Posted: 18/03/2014
In April 2013, a major reorganisation of the NHS took effect and saw the introduction of Clinical Commissioning Groups (CCGs) to replace the primary care trusts that had previously managed resourcing of local NHS services.
The intention was that the new structure would remove layers of management and streamline the commissioning of local NHS resources. Local practitioners would then have greater influence over what services were needed on the ground and could focus resources according to local need.
The impact of this overhaul has been wide-ranging, although it is still in its infancy and probably too early to evaluate fully how effective it has been. What is becoming clear is that it has been at significant cost and, if figures reported today are correct, that cost has been higher than needed.

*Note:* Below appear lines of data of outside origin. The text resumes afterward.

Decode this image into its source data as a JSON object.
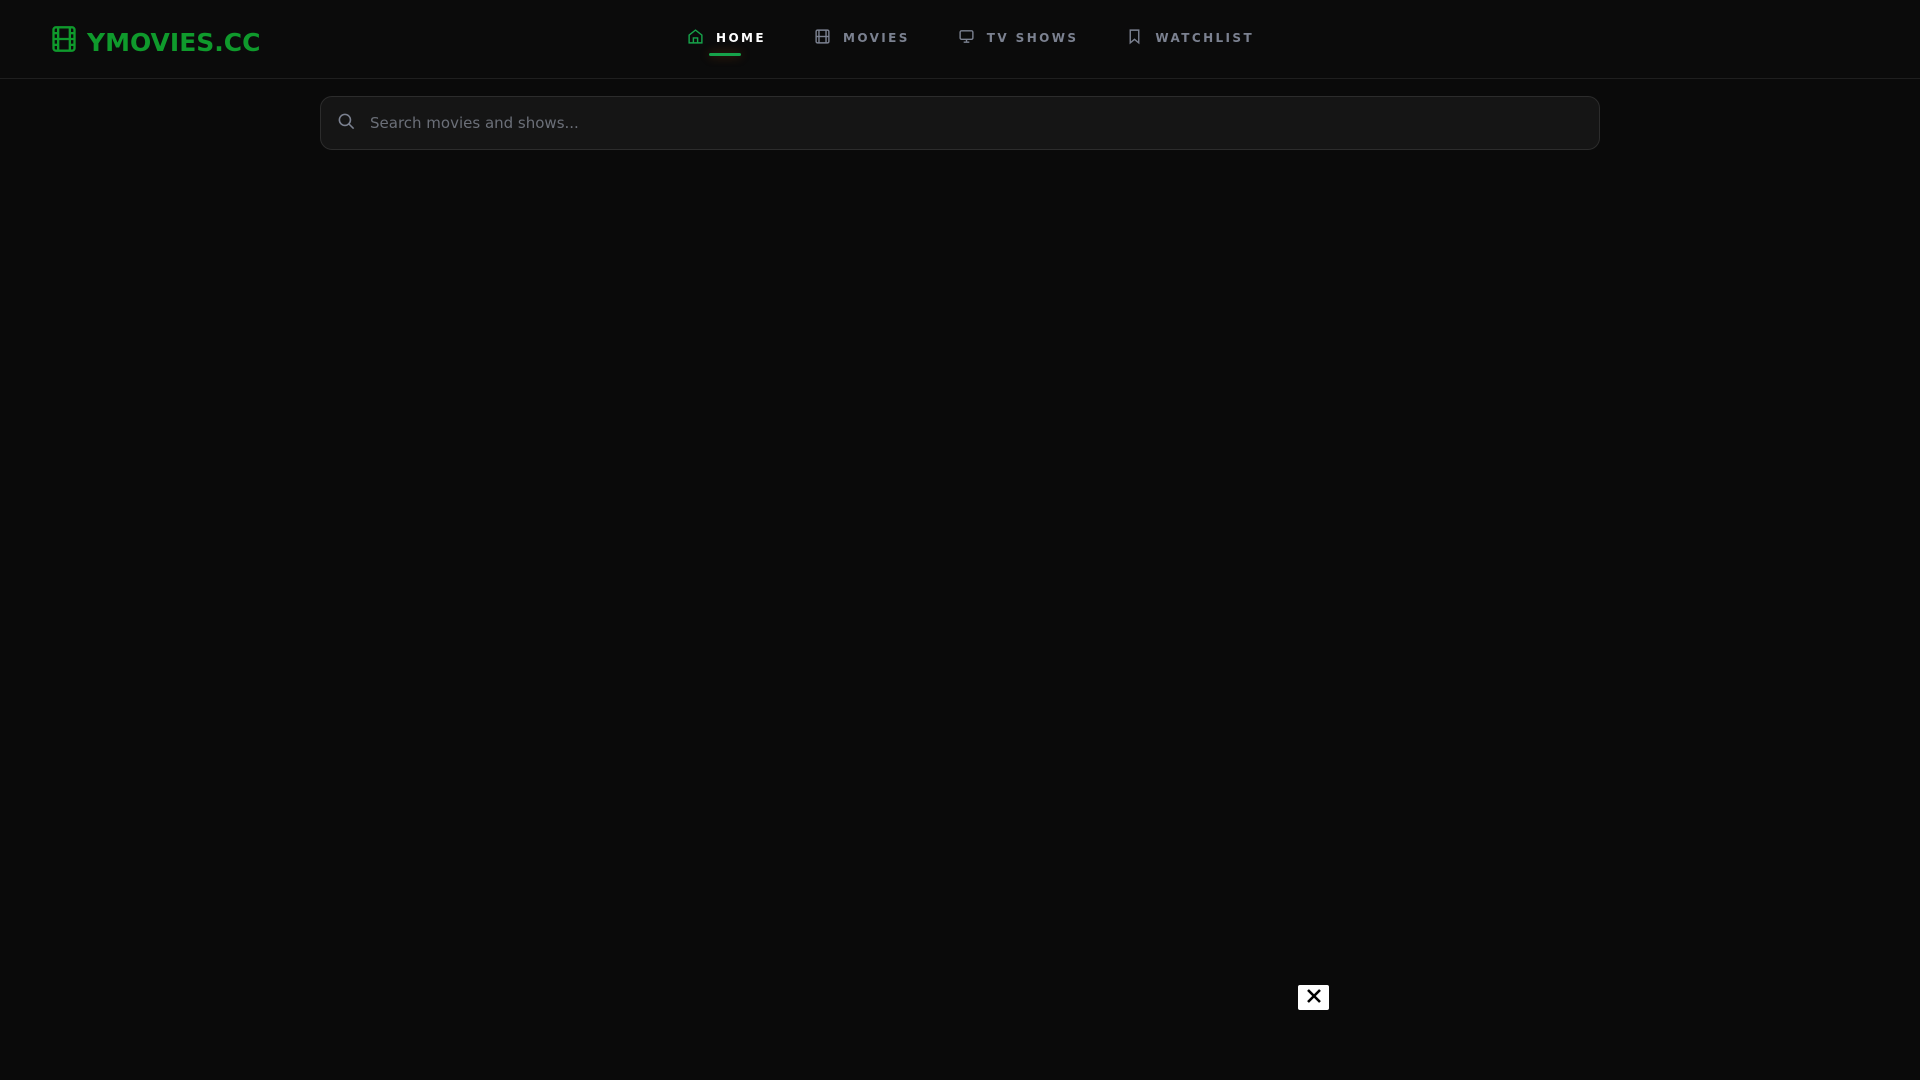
{
  "brand": {
    "name": "YMOVIES.CC",
    "color": "#0f9a2c"
  },
  "nav": [
    {
      "label": "HOME",
      "icon": "home-icon",
      "active": true
    },
    {
      "label": "MOVIES",
      "icon": "film-icon",
      "active": false
    },
    {
      "label": "TV SHOWS",
      "icon": "tv-icon",
      "active": false
    },
    {
      "label": "WATCHLIST",
      "icon": "bookmark-icon",
      "active": false
    }
  ],
  "search": {
    "placeholder": "Search movies and shows...",
    "value": ""
  },
  "overlay": {
    "close_icon": "close-icon"
  }
}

In stripping out layers of management and administrative staff, the reorganisation led to the redundancy of more than 10,000 NHS staff, each receiving pay-outs averaging around £43,000 according to reported audit figures. In replies to Parliamentary questions tabled by the Opposition, it is reported that ministers have confirmed the NHS has re-hired almost 4,000 of the managerial staff whom it had made redundant. Some were re-employed within a matter of weeks and there is nothing to indicate that any redundancy payments have had to be repaid to the NHS.
Commenting on these reports, Andrew Clayton, associate in Penningtons Manches' clinical negligence team, said: "It was inevitable that there would be a very significant cost of implementing such wholesale change to the commissioning of NHS services. While the Government is said to have accepted that the contracts that allowed staff to re-join the NHS only a month after their redundancy were ‘unacceptably lax’, the resulting cost to the NHS and the wider economy with absolutely no benefit is staggering. This is particularly concerning when other areas of the NHS are clamouring for funding to try to address wide-ranging resourcing problems, including well publicised shortages of nurses and A&E doctors and lack of community care resources. The figures confirm the NHS has achieved a significant reduction in administrative staff, but the number whom the NHS has re-employed raises concerns that this restructuring was not thoroughly evaluated to determine the resource it needed. Only time will tell whether and how this may ultimately impact on clinical care."